Bizler o hale geldik ki her iki tarafı da idare etmek istiyoruz. Yani dünyadan her ne şart altında olursa olsun helal, haram, hak, hukuk demeden sonuna kadar faydalanalım istiyoruz ama bu arada varsa eğer cenneti de kaçırmak istemiyoruz.

Böyle olunca da ipin ucunu kaçıyor; paylaşamıyoruz, gaflete düşüyoruz, fakir fukaraya en alt seviye olan kırkta biri bile zor verirken, fakirlerle bir arada kurban kesip dağıtma noktasında atalete düşerken dünyevi beklentilerimiz adına makam sahiplerine onlarca kurbanı paçalarımız kana bulanıncaya kadar onların ayakları altında kesiyoruz. Bir bayram namazında on dakika fazla kalamazken havaalanlarında saatlerce bizi hiç tanımayan, adam yerine bile koymayan birilerinin yolunu hiç sıkılmadan bekleyebiliyoruz.

Öyle bir an geliyor ki Allah’ın verdiklerini biz elde etmiş, biz başarmış ve biz kazanmış gibi hissettirmeye başlıyor nefsimiz. Oturduğumuz koltuktan bize sırf makamımız sebebiyle dalkavukluk yapanları kendi gücümüzle hizaya getirdik kibriyle oturduğumuz koltuklara sığamıyoruz ve kendi değerimizi sıfırlıyoruz.

Hiç şüphemiz yok ki Allah, kullarına verdiği nimet ve rızıklardan ölçülü ve helal bir şekilde yararlanmalarını ister.
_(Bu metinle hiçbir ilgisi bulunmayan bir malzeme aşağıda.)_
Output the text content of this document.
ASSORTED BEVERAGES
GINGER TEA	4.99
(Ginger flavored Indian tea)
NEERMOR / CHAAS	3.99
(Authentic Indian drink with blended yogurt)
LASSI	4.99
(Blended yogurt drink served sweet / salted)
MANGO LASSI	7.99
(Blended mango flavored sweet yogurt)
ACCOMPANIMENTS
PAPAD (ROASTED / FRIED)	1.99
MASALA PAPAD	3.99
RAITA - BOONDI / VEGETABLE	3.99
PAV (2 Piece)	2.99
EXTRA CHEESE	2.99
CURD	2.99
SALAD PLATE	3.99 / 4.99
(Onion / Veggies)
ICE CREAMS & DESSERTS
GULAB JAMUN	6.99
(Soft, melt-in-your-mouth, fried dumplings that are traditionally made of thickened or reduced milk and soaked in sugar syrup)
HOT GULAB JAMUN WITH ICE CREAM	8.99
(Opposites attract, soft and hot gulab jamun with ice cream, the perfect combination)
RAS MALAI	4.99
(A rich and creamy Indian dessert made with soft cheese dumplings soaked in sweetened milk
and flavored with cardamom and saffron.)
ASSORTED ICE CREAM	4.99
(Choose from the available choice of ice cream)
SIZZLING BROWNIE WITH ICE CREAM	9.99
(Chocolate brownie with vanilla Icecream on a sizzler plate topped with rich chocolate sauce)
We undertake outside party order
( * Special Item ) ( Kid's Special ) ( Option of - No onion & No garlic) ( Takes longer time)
Fakat aynı nimetlerin kullarını kibre, fesada, şımarıklığa götürmesini, kullarının dünya makamı ve malı için hırslanıp insanlara zulüm ve işkence yapmasını istemez.

Allah aslında birer imtihan aracı olarak verdiği bu nimetleri, imkânları, makam ve mevkileri; şahsi menfaatleri için kolayca kullanan, kendilerine emanet edilen devletin imkânlarını, parasını kendi lüksleri için israf eden ve bunları yoksul halkın gözleri önünde olanca gurur ve kibirleriyle yapan kullarını nasıl değerlendirir acaba.

Zaten samimi her Müslüman; Peygamberin ve sahabenin hayatına bakınca Allah’ın kullarına verdiği ve üzerlerinde bolca görmek istediği asli nimetlerin akıl, ilim, iman, tevazu, insan sevgisi ve insana saygı olduğunu görür. Bunların yanında da makam, mevki, para kısaca her şey bomboş ve anlamsız kalır.

Ve istisnasız her insan bu nimetlerin sona erdiği gün pişman olur ama geri dönüş olmadığı için son pişmanlık kimseye fayda vermez.